Abstract
Achieving an adequate dose of genetically modified hematopoietic stem cells (HSCs) for gene therapy in patients with sickle cell disease (SCD) remains a challenge due to limitations related to stem cell mobilization using plerixafor alone, reduced apheresis collection efficiency, and losses during ex vivo cell manipulation. To date, 39 SCD patients were enrolled in NHLBI-funded Phase I (NCT03282656; PMC7962145) and NHLBI/CIRM-funded multi-site Phase II (NCT05353647) gene therapy trials to receive autologous CD34+ HSCs transduced with a lentiviral vector encoding a short hairpin RNA embedded in a microRNA (shmiR) targeting BCL11A. To collect HSCs as the starting material for drug product manufacture (minimum 4×10⁶ cells/kg), apheresis (minimum 4 blood volumes or up to 8 hours) was performed within 3 hours of daily plerixafor for 2 consecutive days. A third day of collection was used to generate a back-up product as needed. Mean mobilized, pre-apheresis peripheral blood (PB) CD34+ count was 40 cells/μL (range 7–126). Among 35 evaluable patients (4 excluded: 1 pending release, 3 withdrew), 74% (26/35) reached target CD34+ collection in a single mobilization cycle (mean 2.6 procedures, range 2–6). Manufacturing was achieved with a mean of 11.92×10⁶ CD34+ cells/kg collected resulting in a drug product of 7.04×10⁶ CD34+ cells/kg and a net cell recovery from apheresis to drug product of 62% (range 38–91%). Drug products were successfully generated for all patients with a mean product vector copy number of 4.04 copies/cell (range 1-7). The time interval from first collection cycle to completion of product testing was a median of 39 days (mean 56) for all patients, and a median of 37 days (mean 38) for those collected in 1 cycle.
Preparative transfusions were given before collections to bridge patients after stopping hydroxyurea or to mitigate stress erythropoiesis. We examined the impact of preparative transfusion on mobilization and apheresis efficiency in 16 evaluable patients at a single site. All underwent ≥ 3 months of preparative transfusion with a HbS target of ≤30% before mobilization using simple transfusion or automated red cell exchange. The mean HbS% at mobilization was 10.8% (range 2.9–21.5%). Overall, the preparative transfusion regimen reduced PB reticulocyte percentage by 50% to a mean of 7.2% (range 3.7–12.3), indicating decreased stress erythropoiesis.
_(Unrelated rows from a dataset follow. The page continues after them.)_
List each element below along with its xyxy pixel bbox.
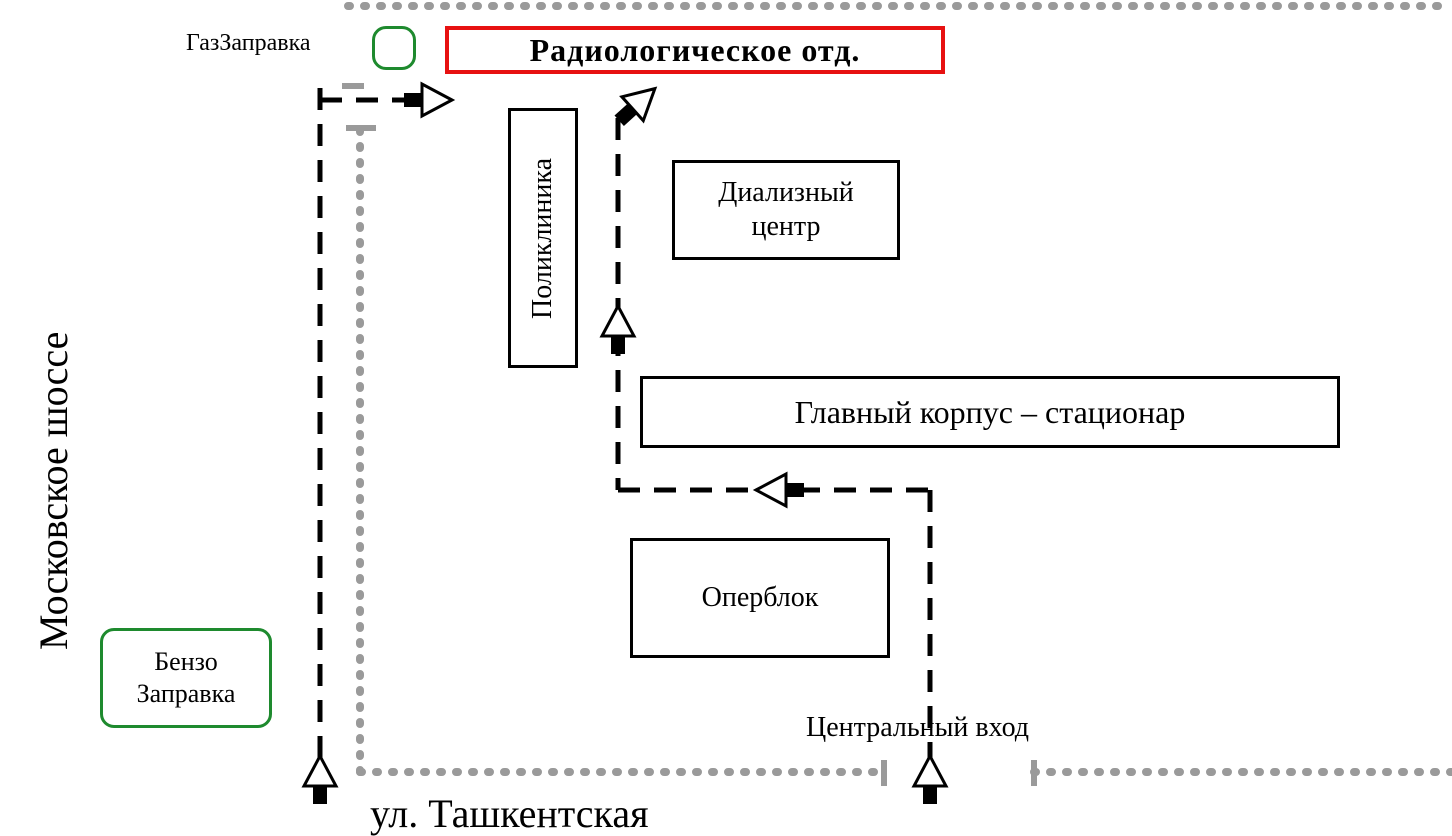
road-label-tashkentskaya: ул. Ташкентская — [370, 790, 649, 836]
arrow-right-icon — [404, 84, 452, 116]
road-label-moskovskoe: Московское шоссе — [30, 200, 77, 650]
building-dialysis-label-2: центр — [752, 210, 821, 244]
label-gas-station: ГазЗаправка — [186, 30, 311, 57]
label-main-entrance: Центральный вход — [806, 712, 1029, 744]
building-dialysis-label-1: Диализный — [718, 176, 854, 210]
arrow-up-icon — [602, 306, 634, 354]
building-main: Главный корпус – стационар — [640, 376, 1340, 448]
building-operblock: Оперблок — [630, 538, 890, 658]
building-policlinic: Поликлиника — [508, 108, 578, 368]
building-policlinic-label: Поликлиника — [527, 158, 559, 319]
arrow-up-icon — [304, 756, 336, 804]
building-dialysis: Диализный центр — [672, 160, 900, 260]
building-benzo-label-2: Заправка — [137, 678, 236, 711]
building-radiology-label: Радиологическое отд. — [530, 32, 861, 69]
building-benzo-label-1: Бензо — [154, 646, 218, 679]
marker-gas-station — [372, 26, 416, 70]
arrow-left-icon — [756, 474, 804, 506]
arrow-up-icon — [914, 756, 946, 804]
building-main-label: Главный корпус – стационар — [795, 394, 1186, 431]
building-operblock-label: Оперблок — [702, 582, 819, 614]
building-radiology: Радиологическое отд. — [445, 26, 945, 74]
building-benzo: Бензо Заправка — [100, 628, 272, 728]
Resting PB CD34+ counts before and after 3-months of transfusion were 10.8 cells/μL (range 2–21) and 6.2 cells/μL (range 1–13), respectively. A total of 39 mobilization/collection procedures were performed in 16 patients with a mean post-plerixafor CD34+ count of 43 cells/μL (range 13–85) with collections performed between the two darkest color preferences of the manufacturer. Cell collection preference was monitored using real-time intraprocedural CD34+ cell sampling. A mean of 4.3 total blood volumes was processed (range 2.5–6.4), with mean collection efficiency (CE) (CD34+ cells collected ÷ [pre-apheresis CD34+ count × total blood processed]) of 48% (range 8.2–107.1). The mean reticulocyte percent in patients with CE <30% (11.4%, range 2.5 –18.9) was significantly higher than in those with CE >30% (6.2%, range 1.8–11.9, p=0.0026).
Two patients had a history of delayed hemolytic transfusion reactions and/or multiple RBC alloantibodies before study entry that limited preparative transfusions to reach a HbS of 30% for 3 months. They were successfully collected, and products were generated after simple transfusions with a single limited-volume red cell exchange immediately prior to collection. The success of this study was driven by optimizing apheresis strategies, including suppression of stress erythropoiesis through transfusion, real-time instrument adjustments, and efficient manufacturing that allowed a collection target of nearly half the CD34+ cells recommended in the FDA-approved gene product. Strikingly, the highly efficient ex vivo manipulation platform described here enables successful mobilization and manufacturing of gene therapy products for SCD in several months, easing the path to autologous gene therapy for SCD.